CCTV introduced Budgie 'N' Goalie, who told us they would be singing a One Direction song. So, things could get worse. The vocals were fucking dire.
As ever, it was a 'mash-up' and so after an awful 90 seconds, the noise progress to them telling us that they liked to 'move it, move it for another minute. The cheering was insane, so I suspect there are many subversive people trying to destroy the show. Time for another ad break.
Schwartzkopf Live Colour - Built-in Vibrancy Serum my arse!
Louisa told us it's a man's world again, and did so at 152 decibels for the most part. I wish she'd picked something else. Clearly better than R'N'B, of course. Simon told us she is seventeen. Rita felt the need to tell us this as well. Time for another break.
Rihanna: Anti World Tour - Well I won't be going to that! I'll be at the Anti Rihanna Event.
One Dimension were on next, to sing to their fans, predominantly 6-to-13-year-olds. It was pretty awful, and if this is supposed to be the best group in the world, then there are clearly too many 6-to-13-year-olds on the planet. A second song was for some reason required, and 'History' was ironically the choice, ahead of their break from performing. I wonder if history is what they'll be. It mainly depends on what happens regarding the disclosures on certain matters of sexuality, I reckon. Time for a break.

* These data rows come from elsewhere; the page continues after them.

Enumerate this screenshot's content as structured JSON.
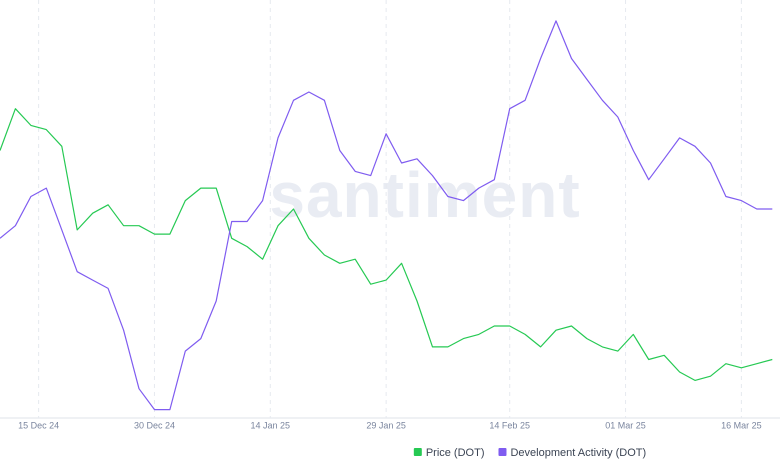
{
  "chart_data": {
    "type": "line",
    "watermark": "santiment",
    "x": [
      "2024-12-10",
      "2024-12-12",
      "2024-12-14",
      "2024-12-16",
      "2024-12-18",
      "2024-12-20",
      "2024-12-22",
      "2024-12-24",
      "2024-12-26",
      "2024-12-28",
      "2024-12-30",
      "2025-01-01",
      "2025-01-03",
      "2025-01-05",
      "2025-01-07",
      "2025-01-09",
      "2025-01-11",
      "2025-01-13",
      "2025-01-15",
      "2025-01-17",
      "2025-01-19",
      "2025-01-21",
      "2025-01-23",
      "2025-01-25",
      "2025-01-27",
      "2025-01-29",
      "2025-01-31",
      "2025-02-02",
      "2025-02-04",
      "2025-02-06",
      "2025-02-08",
      "2025-02-10",
      "2025-02-12",
      "2025-02-14",
      "2025-02-16",
      "2025-02-18",
      "2025-02-20",
      "2025-02-22",
      "2025-02-24",
      "2025-02-26",
      "2025-02-28",
      "2025-03-02",
      "2025-03-04",
      "2025-03-06",
      "2025-03-08",
      "2025-03-10",
      "2025-03-12",
      "2025-03-14",
      "2025-03-16",
      "2025-03-18",
      "2025-03-20"
    ],
    "xlim": [
      "2024-12-10",
      "2025-03-21"
    ],
    "xticks": [
      {
        "value": "2024-12-15",
        "label": "15 Dec 24"
      },
      {
        "value": "2024-12-30",
        "label": "30 Dec 24"
      },
      {
        "value": "2025-01-14",
        "label": "14 Jan 25"
      },
      {
        "value": "2025-01-29",
        "label": "29 Jan 25"
      },
      {
        "value": "2025-02-14",
        "label": "14 Feb 25"
      },
      {
        "value": "2025-03-01",
        "label": "01 Mar 25"
      },
      {
        "value": "2025-03-16",
        "label": "16 Mar 25"
      }
    ],
    "ylim": [
      0,
      100
    ],
    "y2lim": [
      0,
      100
    ],
    "grid": true,
    "series": [
      {
        "name": "Price (DOT)",
        "color": "#26c953",
        "values": [
          64,
          74,
          70,
          69,
          65,
          45,
          49,
          51,
          46,
          46,
          44,
          44,
          52,
          55,
          55,
          43,
          41,
          38,
          46,
          50,
          43,
          39,
          37,
          38,
          32,
          33,
          37,
          28,
          17,
          17,
          19,
          20,
          22,
          22,
          20,
          17,
          21,
          22,
          19,
          17,
          16,
          20,
          14,
          15,
          11,
          9,
          10,
          13,
          12,
          13,
          14
        ]
      },
      {
        "name": "Development Activity (DOT)",
        "color": "#7f5cf0",
        "axis": "y2",
        "values": [
          43,
          46,
          53,
          55,
          45,
          35,
          33,
          31,
          21,
          7,
          2,
          2,
          16,
          19,
          28,
          47,
          47,
          52,
          67,
          76,
          78,
          76,
          64,
          59,
          58,
          68,
          61,
          62,
          58,
          53,
          52,
          55,
          57,
          74,
          76,
          86,
          95,
          86,
          81,
          76,
          72,
          64,
          57,
          62,
          67,
          65,
          61,
          53,
          52,
          50,
          50
        ]
      }
    ]
  }
}
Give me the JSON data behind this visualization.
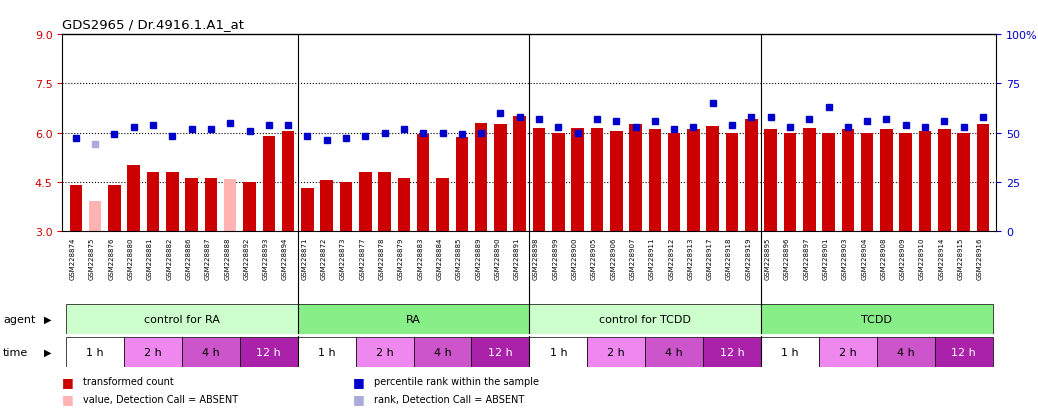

That man on the moon is annoying as hell; nearly as annoying as John Lewis suggesting to kids everywhere that the moon is that fucking close.
Olly welcomed us back and managed to refer to "Louisa Donson". First up with the winners single were the two lads, who proved beyond any fucking doubt that they can sing for toffee. I absolutely pissed myself through the whole cunting racket. If they were auditioning at the outset with this crap, they'd be ejected by security. COMEDY GOLD !!!!!!!!!!!!!!!!!!!!!!!!!!!!! Lovely people without question, but is that enough to win a national competition like this?
Louisa managed to sing it without defaulting to comedy version. All rather predictable, and I certainly won't be buying it, though. Who rights these formulaic songs to be dolled out by a generic winner, and a troupe of backing singers? The song is boring tripe.
I have just discussed with Mrs MWSC who is going to win, and neither of us give a toss. I rightly blame Cheryl for so much, and she should be ejected. Another break.
Bleu de Chanel - no thanks.
Adele decided to torture me with 'Hello'. I am already fed up of this song; it is everywhere. The vote closed, and we were herded towards yet another break.
"When heavy cold or flu strikes, try Day & Night Nurse." No.
The votes, counted and verified, were in. "The winner of X-Facta two faaaarsand and fifteen is . . . . . . . . Louisa Johnson"
Tears flowed, Rita wailed like a market trader on speed, and CCTFV annoyed. The competition came to an end, and the hype that was relentless would be subsiding at last. The future of X-Factor looks grim, though. I reckon Dermot O'Leary knew something.
Banksy's Latest Effort
Sadly for us all, there is going to be a final series next year. Despite X-Factor being on its arse, and apathy reigning over voter-land, there will be one more deluded effort to squeeze the puss out of the UK's youth, and find a singer to head the boil.